UTANÇ TABLOSU...
22 Subat 2018 09:04:10
Alaplı'dan Ereğli'ye gelirken, bir tarafta ağaçlık tepeler, bir tarafta kimi zaman masmavi, kimi zaman kurşuni bir deniz manzarası eşliğinde Tersaneler bölgesine ulaşırsınız.
Bu yönden geldiğinizde, ilk iki tersanede tek tük işçinin oraya buraya koşturduğunu gözlemlersiniz. Fakat Ereğli yönündeki tersanelerden birinde görenin içini acıtan bir görüntü vardır. İnşa halinde iki gemi, 11 yıl boyunca beklediği yerde, paslı demir yığınları halinde karamsar bir tablo sunar.

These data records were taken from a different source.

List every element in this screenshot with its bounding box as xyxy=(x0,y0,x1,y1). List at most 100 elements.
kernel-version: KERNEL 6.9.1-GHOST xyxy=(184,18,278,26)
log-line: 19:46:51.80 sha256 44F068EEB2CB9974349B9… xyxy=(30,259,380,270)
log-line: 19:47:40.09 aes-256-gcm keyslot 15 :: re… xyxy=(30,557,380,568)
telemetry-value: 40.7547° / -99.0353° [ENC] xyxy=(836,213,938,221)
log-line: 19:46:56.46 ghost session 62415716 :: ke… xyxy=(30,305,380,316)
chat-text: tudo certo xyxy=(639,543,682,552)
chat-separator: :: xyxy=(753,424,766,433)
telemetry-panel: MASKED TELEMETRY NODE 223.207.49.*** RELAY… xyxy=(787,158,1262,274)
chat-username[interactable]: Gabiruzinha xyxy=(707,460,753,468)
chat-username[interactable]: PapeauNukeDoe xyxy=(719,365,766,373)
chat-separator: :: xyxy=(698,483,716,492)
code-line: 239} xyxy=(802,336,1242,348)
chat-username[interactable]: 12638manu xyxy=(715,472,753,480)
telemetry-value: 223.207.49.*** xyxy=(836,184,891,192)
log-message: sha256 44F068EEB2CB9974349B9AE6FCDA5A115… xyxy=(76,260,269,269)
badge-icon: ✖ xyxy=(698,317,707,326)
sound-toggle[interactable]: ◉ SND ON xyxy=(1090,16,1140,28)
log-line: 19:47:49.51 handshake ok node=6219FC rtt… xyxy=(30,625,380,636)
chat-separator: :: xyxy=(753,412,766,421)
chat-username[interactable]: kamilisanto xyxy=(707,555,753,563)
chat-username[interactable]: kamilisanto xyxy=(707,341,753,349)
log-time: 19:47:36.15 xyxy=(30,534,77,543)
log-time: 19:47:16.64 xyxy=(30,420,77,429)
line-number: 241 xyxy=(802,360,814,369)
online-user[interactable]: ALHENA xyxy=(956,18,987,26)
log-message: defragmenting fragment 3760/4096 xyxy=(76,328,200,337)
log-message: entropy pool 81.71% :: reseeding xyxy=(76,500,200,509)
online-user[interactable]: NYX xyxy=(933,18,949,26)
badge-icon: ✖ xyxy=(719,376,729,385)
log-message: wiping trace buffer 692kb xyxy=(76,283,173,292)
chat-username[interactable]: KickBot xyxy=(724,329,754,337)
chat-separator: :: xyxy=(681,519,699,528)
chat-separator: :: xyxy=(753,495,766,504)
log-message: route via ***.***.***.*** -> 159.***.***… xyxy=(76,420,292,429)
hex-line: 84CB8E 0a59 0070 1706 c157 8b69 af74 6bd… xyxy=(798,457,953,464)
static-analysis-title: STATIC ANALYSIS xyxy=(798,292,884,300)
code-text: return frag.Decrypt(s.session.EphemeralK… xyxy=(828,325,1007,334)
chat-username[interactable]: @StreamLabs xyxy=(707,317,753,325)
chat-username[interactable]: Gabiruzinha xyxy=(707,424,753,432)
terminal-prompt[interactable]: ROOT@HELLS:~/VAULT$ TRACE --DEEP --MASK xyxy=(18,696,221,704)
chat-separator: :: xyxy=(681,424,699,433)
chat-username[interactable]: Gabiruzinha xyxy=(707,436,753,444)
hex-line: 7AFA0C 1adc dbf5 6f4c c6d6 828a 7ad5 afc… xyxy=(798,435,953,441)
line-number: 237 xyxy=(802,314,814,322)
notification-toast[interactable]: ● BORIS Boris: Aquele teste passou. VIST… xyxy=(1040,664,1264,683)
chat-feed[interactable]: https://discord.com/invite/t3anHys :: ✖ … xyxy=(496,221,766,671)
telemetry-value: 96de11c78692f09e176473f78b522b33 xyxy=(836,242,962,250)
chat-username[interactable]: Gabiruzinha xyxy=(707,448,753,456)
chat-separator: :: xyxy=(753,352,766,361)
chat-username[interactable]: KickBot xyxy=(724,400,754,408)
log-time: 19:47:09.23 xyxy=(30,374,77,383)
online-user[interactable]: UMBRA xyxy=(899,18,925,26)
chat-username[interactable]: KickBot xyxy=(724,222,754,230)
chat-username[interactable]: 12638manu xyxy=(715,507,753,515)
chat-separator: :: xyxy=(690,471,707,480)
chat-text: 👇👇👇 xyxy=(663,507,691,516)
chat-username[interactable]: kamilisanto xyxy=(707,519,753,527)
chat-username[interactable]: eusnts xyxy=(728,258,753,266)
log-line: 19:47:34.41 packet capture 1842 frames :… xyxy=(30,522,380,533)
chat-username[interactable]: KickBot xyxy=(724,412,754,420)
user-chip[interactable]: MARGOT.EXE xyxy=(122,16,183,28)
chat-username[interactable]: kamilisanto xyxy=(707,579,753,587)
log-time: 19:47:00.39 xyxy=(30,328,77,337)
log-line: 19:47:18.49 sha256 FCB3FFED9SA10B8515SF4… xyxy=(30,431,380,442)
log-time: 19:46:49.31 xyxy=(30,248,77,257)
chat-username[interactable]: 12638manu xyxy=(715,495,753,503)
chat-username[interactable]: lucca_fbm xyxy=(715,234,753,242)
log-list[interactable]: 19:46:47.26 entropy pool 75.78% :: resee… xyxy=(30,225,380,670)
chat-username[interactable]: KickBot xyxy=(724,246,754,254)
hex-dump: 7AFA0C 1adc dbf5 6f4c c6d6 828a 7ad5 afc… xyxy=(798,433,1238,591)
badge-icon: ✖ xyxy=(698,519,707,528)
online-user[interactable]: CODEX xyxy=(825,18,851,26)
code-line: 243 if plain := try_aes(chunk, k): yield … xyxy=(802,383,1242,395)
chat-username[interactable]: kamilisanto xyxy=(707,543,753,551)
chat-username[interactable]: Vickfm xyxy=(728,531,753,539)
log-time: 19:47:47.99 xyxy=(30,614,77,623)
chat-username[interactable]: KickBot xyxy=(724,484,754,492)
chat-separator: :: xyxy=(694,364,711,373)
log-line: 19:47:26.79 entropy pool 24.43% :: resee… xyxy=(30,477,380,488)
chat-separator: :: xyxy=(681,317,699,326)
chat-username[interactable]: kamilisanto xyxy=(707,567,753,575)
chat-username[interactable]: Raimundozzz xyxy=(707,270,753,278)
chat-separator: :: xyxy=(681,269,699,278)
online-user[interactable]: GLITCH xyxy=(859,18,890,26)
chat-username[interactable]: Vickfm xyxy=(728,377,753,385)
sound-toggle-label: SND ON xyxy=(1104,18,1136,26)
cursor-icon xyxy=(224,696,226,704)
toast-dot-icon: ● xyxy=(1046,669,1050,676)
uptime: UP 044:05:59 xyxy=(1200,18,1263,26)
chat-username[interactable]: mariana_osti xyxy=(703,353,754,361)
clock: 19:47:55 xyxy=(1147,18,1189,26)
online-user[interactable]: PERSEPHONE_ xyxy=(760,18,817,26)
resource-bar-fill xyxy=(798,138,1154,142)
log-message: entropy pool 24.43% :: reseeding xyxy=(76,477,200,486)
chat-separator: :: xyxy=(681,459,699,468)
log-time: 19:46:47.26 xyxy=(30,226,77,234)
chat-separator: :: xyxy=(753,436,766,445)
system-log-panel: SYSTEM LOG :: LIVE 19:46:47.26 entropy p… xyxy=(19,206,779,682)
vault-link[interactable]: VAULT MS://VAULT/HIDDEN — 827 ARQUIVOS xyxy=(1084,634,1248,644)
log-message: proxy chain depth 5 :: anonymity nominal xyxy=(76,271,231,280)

Bugün ajanslar bu iki geminin icra nedeniyle toplam 15 milyon lira gibi hurda fiyatına satışa sunulduğu haberini servis etti.

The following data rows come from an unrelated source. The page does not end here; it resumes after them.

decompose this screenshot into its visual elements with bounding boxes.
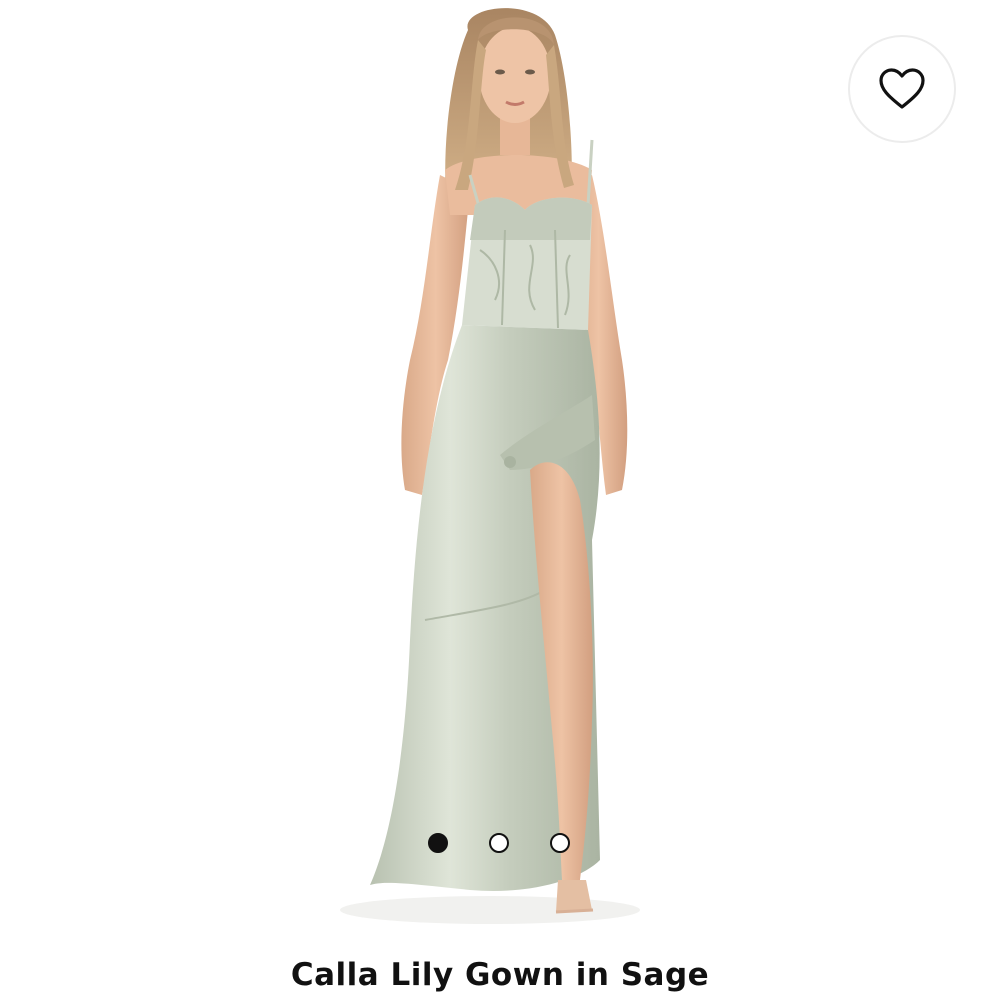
heart-outline-icon — [879, 68, 925, 109]
image-carousel-indicator — [428, 833, 570, 855]
product-title: Calla Lily Gown in Sage — [290, 957, 710, 993]
carousel-dot-1[interactable] — [428, 833, 448, 853]
favorite-button[interactable] — [848, 35, 956, 143]
product-page: Calla Lily Gown in Sage — [0, 0, 1000, 1000]
product-image[interactable] — [330, 0, 670, 935]
carousel-dot-3[interactable] — [550, 833, 570, 853]
carousel-dot-2[interactable] — [489, 833, 509, 853]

Bir zamanlar, İstanbul Boğazı'nda bir gemi sahile vurmuştu da geminin bir jilet fabrikası tarafından satın alındığına dair haberler çıkmıştı. Jilet yapımında bu tür hurdaların kullanılamayacağına ilişkin bir haber gördüm geçenlerde. Bu haberi görür görmez, bizim memleketin sahillerinde pas toplayan bu gemiler geldi aklıma.
Bunlar artık jilet mi olur, hurda demir olarak eritilir mi, yoksa onarımları yapılıp tamamlanır mı belli değil. Satın alan olursa elbette...
Gelinen durum, çelik endüstrisinin kalbi Ereğli için bir utanç tablosu... Siyasetimizin başını başka tarafa çevirmek sayesinde yok olduğunu zannettiği, ama her önünden geçişte insanın ruhunu daraltan bir tablo bu.
***
Ne kadarını üstümüze alınmak gerekir ne kadar pay kime düşer bu utançtan bilinmez. Fakat tablo ortada.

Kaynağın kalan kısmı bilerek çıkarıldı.